Research carried out by food scientists in the UK found that extending the yeast fermentation period was one procedure which could reduce acrylamide levels.
But what Acrylaway offers is a way of speeding up and improving these potential benefits and in a way which is more energy efficient. That, in a nutshell is the beauty of enzymes.
Ladsten says that there are three interrelated key factors driving the increasing popularity of enzymes; government regulation, consumer demand, and bread manufacturers fighting for market share and value. Government regulation has had a big impact in the food industries, promoting clean label products and making it necessary for manufacturers to list E-numbers.
Under regulations governing food labels in many countries both in and outside the European Union, many enzymes are not defined as additives, and so do not need to be listed and this is encouraging bakers to use enzymes in place of additives.
For their part, consumers are keen to have the beneficial effects already mentioned such as softness and freshness of baked produce which can be achieved by using enzymes.
And of course, a key concern for manufacturers is to keep customers satisfied, comply with regulation, and to produce in the most economically efficient way.

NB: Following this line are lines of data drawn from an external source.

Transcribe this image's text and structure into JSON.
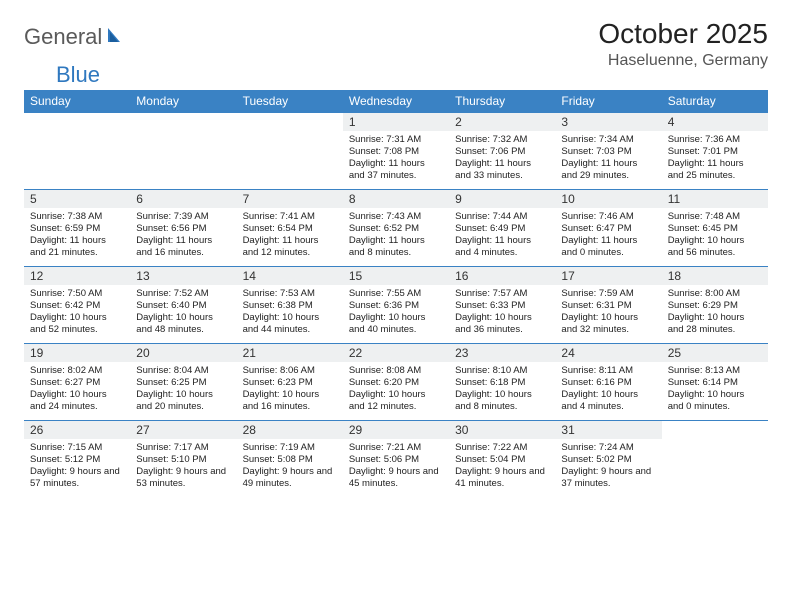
{
  "logo": {
    "text_a": "General",
    "text_b": "Blue"
  },
  "title": "October 2025",
  "location": "Haseluenne, Germany",
  "colors": {
    "header_bg": "#3a82c4",
    "header_text": "#ffffff",
    "daynum_bg": "#eef0f1",
    "row_border": "#3a82c4",
    "logo_gray": "#5a5a5a",
    "logo_blue": "#2f78bf",
    "page_bg": "#ffffff"
  },
  "day_headers": [
    "Sunday",
    "Monday",
    "Tuesday",
    "Wednesday",
    "Thursday",
    "Friday",
    "Saturday"
  ],
  "weeks": [
    [
      {
        "empty": true
      },
      {
        "empty": true
      },
      {
        "empty": true
      },
      {
        "n": "1",
        "sr": "7:31 AM",
        "ss": "7:08 PM",
        "dl": "11 hours and 37 minutes."
      },
      {
        "n": "2",
        "sr": "7:32 AM",
        "ss": "7:06 PM",
        "dl": "11 hours and 33 minutes."
      },
      {
        "n": "3",
        "sr": "7:34 AM",
        "ss": "7:03 PM",
        "dl": "11 hours and 29 minutes."
      },
      {
        "n": "4",
        "sr": "7:36 AM",
        "ss": "7:01 PM",
        "dl": "11 hours and 25 minutes."
      }
    ],
    [
      {
        "n": "5",
        "sr": "7:38 AM",
        "ss": "6:59 PM",
        "dl": "11 hours and 21 minutes."
      },
      {
        "n": "6",
        "sr": "7:39 AM",
        "ss": "6:56 PM",
        "dl": "11 hours and 16 minutes."
      },
      {
        "n": "7",
        "sr": "7:41 AM",
        "ss": "6:54 PM",
        "dl": "11 hours and 12 minutes."
      },
      {
        "n": "8",
        "sr": "7:43 AM",
        "ss": "6:52 PM",
        "dl": "11 hours and 8 minutes."
      },
      {
        "n": "9",
        "sr": "7:44 AM",
        "ss": "6:49 PM",
        "dl": "11 hours and 4 minutes."
      },
      {
        "n": "10",
        "sr": "7:46 AM",
        "ss": "6:47 PM",
        "dl": "11 hours and 0 minutes."
      },
      {
        "n": "11",
        "sr": "7:48 AM",
        "ss": "6:45 PM",
        "dl": "10 hours and 56 minutes."
      }
    ],
    [
      {
        "n": "12",
        "sr": "7:50 AM",
        "ss": "6:42 PM",
        "dl": "10 hours and 52 minutes."
      },
      {
        "n": "13",
        "sr": "7:52 AM",
        "ss": "6:40 PM",
        "dl": "10 hours and 48 minutes."
      },
      {
        "n": "14",
        "sr": "7:53 AM",
        "ss": "6:38 PM",
        "dl": "10 hours and 44 minutes."
      },
      {
        "n": "15",
        "sr": "7:55 AM",
        "ss": "6:36 PM",
        "dl": "10 hours and 40 minutes."
      },
      {
        "n": "16",
        "sr": "7:57 AM",
        "ss": "6:33 PM",
        "dl": "10 hours and 36 minutes."
      },
      {
        "n": "17",
        "sr": "7:59 AM",
        "ss": "6:31 PM",
        "dl": "10 hours and 32 minutes."
      },
      {
        "n": "18",
        "sr": "8:00 AM",
        "ss": "6:29 PM",
        "dl": "10 hours and 28 minutes."
      }
    ],
    [
      {
        "n": "19",
        "sr": "8:02 AM",
        "ss": "6:27 PM",
        "dl": "10 hours and 24 minutes."
      },
      {
        "n": "20",
        "sr": "8:04 AM",
        "ss": "6:25 PM",
        "dl": "10 hours and 20 minutes."
      },
      {
        "n": "21",
        "sr": "8:06 AM",
        "ss": "6:23 PM",
        "dl": "10 hours and 16 minutes."
      },
      {
        "n": "22",
        "sr": "8:08 AM",
        "ss": "6:20 PM",
        "dl": "10 hours and 12 minutes."
      },
      {
        "n": "23",
        "sr": "8:10 AM",
        "ss": "6:18 PM",
        "dl": "10 hours and 8 minutes."
      },
      {
        "n": "24",
        "sr": "8:11 AM",
        "ss": "6:16 PM",
        "dl": "10 hours and 4 minutes."
      },
      {
        "n": "25",
        "sr": "8:13 AM",
        "ss": "6:14 PM",
        "dl": "10 hours and 0 minutes."
      }
    ],
    [
      {
        "n": "26",
        "sr": "7:15 AM",
        "ss": "5:12 PM",
        "dl": "9 hours and 57 minutes."
      },
      {
        "n": "27",
        "sr": "7:17 AM",
        "ss": "5:10 PM",
        "dl": "9 hours and 53 minutes."
      },
      {
        "n": "28",
        "sr": "7:19 AM",
        "ss": "5:08 PM",
        "dl": "9 hours and 49 minutes."
      },
      {
        "n": "29",
        "sr": "7:21 AM",
        "ss": "5:06 PM",
        "dl": "9 hours and 45 minutes."
      },
      {
        "n": "30",
        "sr": "7:22 AM",
        "ss": "5:04 PM",
        "dl": "9 hours and 41 minutes."
      },
      {
        "n": "31",
        "sr": "7:24 AM",
        "ss": "5:02 PM",
        "dl": "9 hours and 37 minutes."
      },
      {
        "empty": true
      }
    ]
  ],
  "labels": {
    "sunrise": "Sunrise: ",
    "sunset": "Sunset: ",
    "daylight": "Daylight: "
  }
}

Using enzymes gives manufacturers a clear route to joining up all these required elements. For sure, enzymes are not a panacea for all our problems, either in food production or in business; but they certainly provide a pretty impressive illustration of the way that technological know-how can lead to improvements in both fields.
But maybe the real icing on the cake comes from the environmental benefits of using enzymes. As has already been mentioned, using a product like Novamyl can help make big reductions in emissions. But Pal Ladsten points out that this is where the needs of manufacturers, the requirements of government, and consumer demand can be seen to create a virtuous circle. The trend towards clean label products and the requirements for more environmentally friendly production processes, often seen as an additional cost, or even a burden to business, can in fact become key factors in business success.
Manufacturers can make considerable savings by turning down a green path; Ladsten cites research by Price Waterhouse Cooper which found that consumers do notice and care that companies act in a responsible manner when it comes to the environment.
Companies which are trusted by consumers and which are seen to be concerned about their environmental impact and doing something about it, stand to be rewarded in the marketplace.
That’s a message which Novozymes is taking to heart. Andrew Dinsdale, Account Manager for the UK, summing up, puts it like this: “For us the last year has been exceptional; enzyme sales have been good, the market for enzymes seems to be increasing and in the bakery sector we had a very good year. Sales in Central and Western Europe have been exceptional and there is general growth globally.”
It’s not always easy to be an optimist in the food industry; but the recent success story of enzymes does seem to bear out the old truth that one person’s misfortune is just another’s opportunity.